Hoje, o senso comum já afirma que o corpo é capaz de “falar”, e que características
físicas podem revelar nuances da personalidade e desejos de uma pessoa. Para Freud, o
sintoma é a comunicação do recalque, é a forma que o inconsciente manifesta “um novo
método de satisfazer a libido” (Freud, 1916, 1917). A partir daí, desenvolve uma técnica
para dar conta da origem desses sintomas.
“Diga, pois, tudo que lhe passa pela mente. Comporte-se como faria, por exemplo,
um passageiro sentado no trem ao lado da janela que descreve para seu vizinho de
passeio como cambia a paisagem em sua vista.” (Freud, 1913, p.136). A associação
livre psicanalítica consiste na fala sem censuras, sem amarras, um discurso livre do que
vem à mente do analisado. É justamente quando não há obstáculos que a psique divaga
espontaneamente, revelando “os elementos que estavam em condições de liberar os
afetos, as lembranças e as representações” (Roudinesco, 1998, p. 649).
No caso clínico de Elizabeth Von R. Freud se depara com uma jovem histérica que
apresenta dores intensas nas pernas e dificuldade de deambular. Sua história, marcada
pelas perdas do pai e da irmã, parece exercer forte influência no aparecimento dos
sintomas. Neste caso, porém, o psicanalista não consegue estabelecer a hipnose como
terapêutica e passa a utilizar um método catártico diferente do original que relacionava a
fala em associação com toques expressivos na cabeça.
Durante o processo, Elizabeth relata assumir o cuidado principal de seu pai enfermo e
que, no decorrer deste período, se afeiçoa por um jovem, mas que renuncia qualquer
envolvimento em virtude da condição do pai e da necessidade de dedicar-se
integralmente ao seu cuidado. Lembra que foi justamente nessa época que percebeu os
primeiros sintomas.
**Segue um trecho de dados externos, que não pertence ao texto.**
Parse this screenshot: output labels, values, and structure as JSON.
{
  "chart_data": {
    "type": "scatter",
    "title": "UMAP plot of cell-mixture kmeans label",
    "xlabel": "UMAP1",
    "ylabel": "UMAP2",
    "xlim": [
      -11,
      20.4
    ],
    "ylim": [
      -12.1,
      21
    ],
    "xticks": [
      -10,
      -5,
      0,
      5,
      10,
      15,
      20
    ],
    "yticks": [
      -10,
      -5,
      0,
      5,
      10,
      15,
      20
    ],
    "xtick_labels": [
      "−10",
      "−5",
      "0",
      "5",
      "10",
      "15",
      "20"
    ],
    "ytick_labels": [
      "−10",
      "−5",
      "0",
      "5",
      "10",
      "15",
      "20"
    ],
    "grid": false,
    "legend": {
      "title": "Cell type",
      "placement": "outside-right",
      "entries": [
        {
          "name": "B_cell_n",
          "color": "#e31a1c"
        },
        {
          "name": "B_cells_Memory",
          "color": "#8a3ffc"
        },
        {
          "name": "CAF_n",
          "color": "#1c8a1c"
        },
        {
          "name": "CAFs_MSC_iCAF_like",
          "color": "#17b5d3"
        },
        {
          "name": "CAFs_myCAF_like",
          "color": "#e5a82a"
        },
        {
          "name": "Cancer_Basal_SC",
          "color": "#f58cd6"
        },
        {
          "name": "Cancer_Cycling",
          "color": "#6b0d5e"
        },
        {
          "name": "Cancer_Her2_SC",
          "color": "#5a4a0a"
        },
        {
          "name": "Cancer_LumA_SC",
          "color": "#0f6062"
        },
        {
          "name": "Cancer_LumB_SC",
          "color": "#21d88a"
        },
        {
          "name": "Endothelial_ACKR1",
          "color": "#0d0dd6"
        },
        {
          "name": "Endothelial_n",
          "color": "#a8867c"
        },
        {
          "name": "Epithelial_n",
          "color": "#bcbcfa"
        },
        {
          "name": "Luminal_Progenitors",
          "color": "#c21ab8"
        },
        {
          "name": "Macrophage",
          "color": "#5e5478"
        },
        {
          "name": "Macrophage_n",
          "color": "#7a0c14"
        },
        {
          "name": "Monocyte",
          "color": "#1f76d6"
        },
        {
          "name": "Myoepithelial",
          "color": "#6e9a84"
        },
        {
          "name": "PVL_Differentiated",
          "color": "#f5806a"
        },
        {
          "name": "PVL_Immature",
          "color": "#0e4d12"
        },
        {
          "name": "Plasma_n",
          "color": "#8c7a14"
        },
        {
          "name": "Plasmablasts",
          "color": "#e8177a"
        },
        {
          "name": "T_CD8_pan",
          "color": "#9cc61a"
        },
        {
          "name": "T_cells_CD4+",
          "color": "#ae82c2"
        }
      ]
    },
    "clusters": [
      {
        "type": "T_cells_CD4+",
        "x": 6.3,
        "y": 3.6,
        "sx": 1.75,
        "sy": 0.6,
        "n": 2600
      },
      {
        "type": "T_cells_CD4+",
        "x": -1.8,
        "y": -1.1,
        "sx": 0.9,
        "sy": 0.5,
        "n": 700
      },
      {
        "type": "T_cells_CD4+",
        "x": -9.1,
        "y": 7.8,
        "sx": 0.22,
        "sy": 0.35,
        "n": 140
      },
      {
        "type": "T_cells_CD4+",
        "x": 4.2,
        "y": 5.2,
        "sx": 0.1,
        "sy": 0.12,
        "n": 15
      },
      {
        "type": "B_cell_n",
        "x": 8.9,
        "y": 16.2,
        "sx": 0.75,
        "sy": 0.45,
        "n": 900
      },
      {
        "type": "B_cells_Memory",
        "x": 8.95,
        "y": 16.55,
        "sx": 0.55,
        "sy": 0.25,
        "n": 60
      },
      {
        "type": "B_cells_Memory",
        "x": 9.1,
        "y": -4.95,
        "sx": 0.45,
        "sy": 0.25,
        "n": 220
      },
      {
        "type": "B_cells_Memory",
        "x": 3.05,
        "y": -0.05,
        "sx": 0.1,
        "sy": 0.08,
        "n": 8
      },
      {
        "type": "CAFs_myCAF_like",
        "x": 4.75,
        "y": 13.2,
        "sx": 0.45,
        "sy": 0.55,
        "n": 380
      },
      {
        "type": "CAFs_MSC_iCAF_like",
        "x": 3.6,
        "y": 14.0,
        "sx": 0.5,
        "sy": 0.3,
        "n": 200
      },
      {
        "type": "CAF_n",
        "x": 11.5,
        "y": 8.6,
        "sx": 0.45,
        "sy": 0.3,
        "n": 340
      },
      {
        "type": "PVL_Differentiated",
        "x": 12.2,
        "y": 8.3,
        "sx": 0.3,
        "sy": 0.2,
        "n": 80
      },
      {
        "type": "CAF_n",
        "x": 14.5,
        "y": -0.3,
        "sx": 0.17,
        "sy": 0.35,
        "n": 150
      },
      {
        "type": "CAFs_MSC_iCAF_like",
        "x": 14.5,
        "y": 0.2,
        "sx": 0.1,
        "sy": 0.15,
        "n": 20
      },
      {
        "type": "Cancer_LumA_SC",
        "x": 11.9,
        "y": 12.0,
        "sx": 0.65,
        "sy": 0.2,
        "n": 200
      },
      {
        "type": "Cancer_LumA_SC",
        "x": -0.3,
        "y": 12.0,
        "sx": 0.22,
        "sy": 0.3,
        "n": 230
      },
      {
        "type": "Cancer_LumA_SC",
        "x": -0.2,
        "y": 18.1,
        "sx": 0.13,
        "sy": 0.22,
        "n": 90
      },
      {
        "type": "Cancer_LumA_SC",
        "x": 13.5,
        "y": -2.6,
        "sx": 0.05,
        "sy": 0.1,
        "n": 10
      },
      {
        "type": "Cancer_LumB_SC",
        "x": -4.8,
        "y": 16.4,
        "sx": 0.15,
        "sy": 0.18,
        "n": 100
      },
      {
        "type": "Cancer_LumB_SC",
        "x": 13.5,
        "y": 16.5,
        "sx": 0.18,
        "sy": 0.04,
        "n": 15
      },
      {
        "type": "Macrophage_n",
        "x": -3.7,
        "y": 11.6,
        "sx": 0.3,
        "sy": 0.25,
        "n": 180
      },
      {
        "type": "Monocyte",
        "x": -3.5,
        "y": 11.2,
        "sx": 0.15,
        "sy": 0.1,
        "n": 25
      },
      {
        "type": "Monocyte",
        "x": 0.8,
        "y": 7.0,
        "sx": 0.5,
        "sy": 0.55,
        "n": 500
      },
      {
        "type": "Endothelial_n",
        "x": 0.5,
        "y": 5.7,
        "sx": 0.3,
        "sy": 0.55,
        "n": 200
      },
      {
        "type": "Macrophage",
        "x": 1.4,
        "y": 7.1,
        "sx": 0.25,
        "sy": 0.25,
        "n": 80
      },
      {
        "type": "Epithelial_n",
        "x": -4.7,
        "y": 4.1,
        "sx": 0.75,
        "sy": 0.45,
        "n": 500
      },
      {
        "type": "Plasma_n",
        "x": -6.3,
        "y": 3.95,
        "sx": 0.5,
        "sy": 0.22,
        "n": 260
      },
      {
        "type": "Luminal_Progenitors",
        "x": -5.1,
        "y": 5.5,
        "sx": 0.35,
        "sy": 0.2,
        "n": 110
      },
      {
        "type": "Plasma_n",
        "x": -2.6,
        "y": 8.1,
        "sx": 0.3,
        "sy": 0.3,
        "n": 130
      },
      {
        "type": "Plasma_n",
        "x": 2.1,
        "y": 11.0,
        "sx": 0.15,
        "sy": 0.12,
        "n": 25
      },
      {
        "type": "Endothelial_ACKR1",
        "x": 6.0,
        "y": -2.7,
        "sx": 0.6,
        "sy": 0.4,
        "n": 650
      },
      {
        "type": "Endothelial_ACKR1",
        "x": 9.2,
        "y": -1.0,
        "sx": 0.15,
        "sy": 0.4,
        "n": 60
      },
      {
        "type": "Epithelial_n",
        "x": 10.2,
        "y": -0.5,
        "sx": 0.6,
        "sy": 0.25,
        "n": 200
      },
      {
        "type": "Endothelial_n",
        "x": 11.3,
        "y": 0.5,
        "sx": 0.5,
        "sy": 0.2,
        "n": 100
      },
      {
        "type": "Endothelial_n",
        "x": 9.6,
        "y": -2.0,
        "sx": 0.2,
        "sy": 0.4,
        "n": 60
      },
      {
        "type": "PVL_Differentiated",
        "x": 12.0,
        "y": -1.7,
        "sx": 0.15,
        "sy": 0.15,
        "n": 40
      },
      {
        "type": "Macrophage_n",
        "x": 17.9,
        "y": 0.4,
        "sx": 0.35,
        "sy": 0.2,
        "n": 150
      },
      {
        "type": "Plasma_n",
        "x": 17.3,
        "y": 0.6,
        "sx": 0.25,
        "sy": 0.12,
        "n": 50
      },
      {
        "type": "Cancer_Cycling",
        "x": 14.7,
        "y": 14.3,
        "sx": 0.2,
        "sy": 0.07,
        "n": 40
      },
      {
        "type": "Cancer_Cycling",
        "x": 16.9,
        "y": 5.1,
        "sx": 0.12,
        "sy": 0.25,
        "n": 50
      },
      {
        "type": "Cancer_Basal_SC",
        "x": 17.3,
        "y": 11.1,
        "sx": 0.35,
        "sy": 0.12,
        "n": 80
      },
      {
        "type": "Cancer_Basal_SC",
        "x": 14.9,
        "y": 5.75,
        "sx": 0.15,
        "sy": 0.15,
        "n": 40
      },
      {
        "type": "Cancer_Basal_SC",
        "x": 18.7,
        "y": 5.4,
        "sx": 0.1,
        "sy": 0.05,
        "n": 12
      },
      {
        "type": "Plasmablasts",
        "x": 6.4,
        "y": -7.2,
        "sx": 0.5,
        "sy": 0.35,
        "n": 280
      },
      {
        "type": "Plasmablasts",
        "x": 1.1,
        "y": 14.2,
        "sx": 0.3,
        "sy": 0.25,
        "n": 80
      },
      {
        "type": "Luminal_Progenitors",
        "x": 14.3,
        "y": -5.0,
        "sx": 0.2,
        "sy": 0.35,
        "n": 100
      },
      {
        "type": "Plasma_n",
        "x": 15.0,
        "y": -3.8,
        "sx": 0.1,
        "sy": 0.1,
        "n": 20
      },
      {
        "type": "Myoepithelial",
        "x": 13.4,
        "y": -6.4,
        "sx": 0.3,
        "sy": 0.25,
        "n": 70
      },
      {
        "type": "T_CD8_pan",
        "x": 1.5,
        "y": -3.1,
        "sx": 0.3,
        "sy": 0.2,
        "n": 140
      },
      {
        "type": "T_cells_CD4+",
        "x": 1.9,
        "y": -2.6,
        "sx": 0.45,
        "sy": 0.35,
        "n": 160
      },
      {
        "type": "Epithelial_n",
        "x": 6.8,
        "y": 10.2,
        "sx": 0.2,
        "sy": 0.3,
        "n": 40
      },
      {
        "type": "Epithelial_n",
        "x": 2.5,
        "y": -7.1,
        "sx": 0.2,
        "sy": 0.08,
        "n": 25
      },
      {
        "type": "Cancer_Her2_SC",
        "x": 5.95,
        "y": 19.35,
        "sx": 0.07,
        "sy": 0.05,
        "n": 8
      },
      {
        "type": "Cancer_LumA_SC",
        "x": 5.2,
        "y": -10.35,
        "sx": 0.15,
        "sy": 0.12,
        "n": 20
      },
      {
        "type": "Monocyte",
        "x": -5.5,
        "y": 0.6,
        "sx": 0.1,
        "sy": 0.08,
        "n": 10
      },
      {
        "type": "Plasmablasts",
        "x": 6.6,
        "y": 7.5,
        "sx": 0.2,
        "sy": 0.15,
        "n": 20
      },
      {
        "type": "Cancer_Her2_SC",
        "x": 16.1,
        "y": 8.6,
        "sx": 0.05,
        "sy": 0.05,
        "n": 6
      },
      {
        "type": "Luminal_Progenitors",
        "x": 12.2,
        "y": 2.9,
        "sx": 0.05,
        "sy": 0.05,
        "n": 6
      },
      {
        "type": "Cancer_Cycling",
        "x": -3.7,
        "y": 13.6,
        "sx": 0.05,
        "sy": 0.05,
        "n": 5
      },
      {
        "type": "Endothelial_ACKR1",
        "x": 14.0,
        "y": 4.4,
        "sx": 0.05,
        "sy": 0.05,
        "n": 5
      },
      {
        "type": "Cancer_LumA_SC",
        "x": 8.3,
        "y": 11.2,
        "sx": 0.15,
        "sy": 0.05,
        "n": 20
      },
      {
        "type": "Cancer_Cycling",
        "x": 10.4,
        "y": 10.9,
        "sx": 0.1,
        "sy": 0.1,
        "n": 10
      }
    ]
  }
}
Freud constata o sucesso da técnica quando a própria paciente
consegue, através dos insights provocados pelo livre falar, identificar a razão do
surgimento de suas dores localizadas na coxa e a motivação de seus sintomas: a
repressão de um amor e o conflito entre seu desejo e sua obrigação como cuidadora. O
psicanalista observa que as dores da jovem flutuam conforme ela fala:
O que tenho em mente é o seguinte fato notável: em geral, a paciente estava
sem dor quando começávamos a trabalhar. Se então, por meio de uma
pergunta ou pela pressão na sua cabeça, eu despertava uma lembrança, surgia
uma sensação de dor, e esta era comumente tão aguda que a paciente
estremecia e punha a mão no ponto doloroso. A dor assim despertada
persistia enquanto a paciente estivesse sob a influência da lembrança;
alcançava seu clímax quando ela estava no ato de me contar a parte essencial
e decisiva do que tinha a comunicar, e com a última palavra desse relato,
desaparecia. Com o tempo, passei a utilizar essas dores como uma bússola
para minha orientação: quando a moça parava de falar mas admitia ainda
estar sentindo dor, eu sabia que ela não me havia contado tudo e insistia para
que continuasse sua história, até que a dor se esgotasse pela fala. Só então eu
despertava uma nova lembrança. (Freu,1893, 1895)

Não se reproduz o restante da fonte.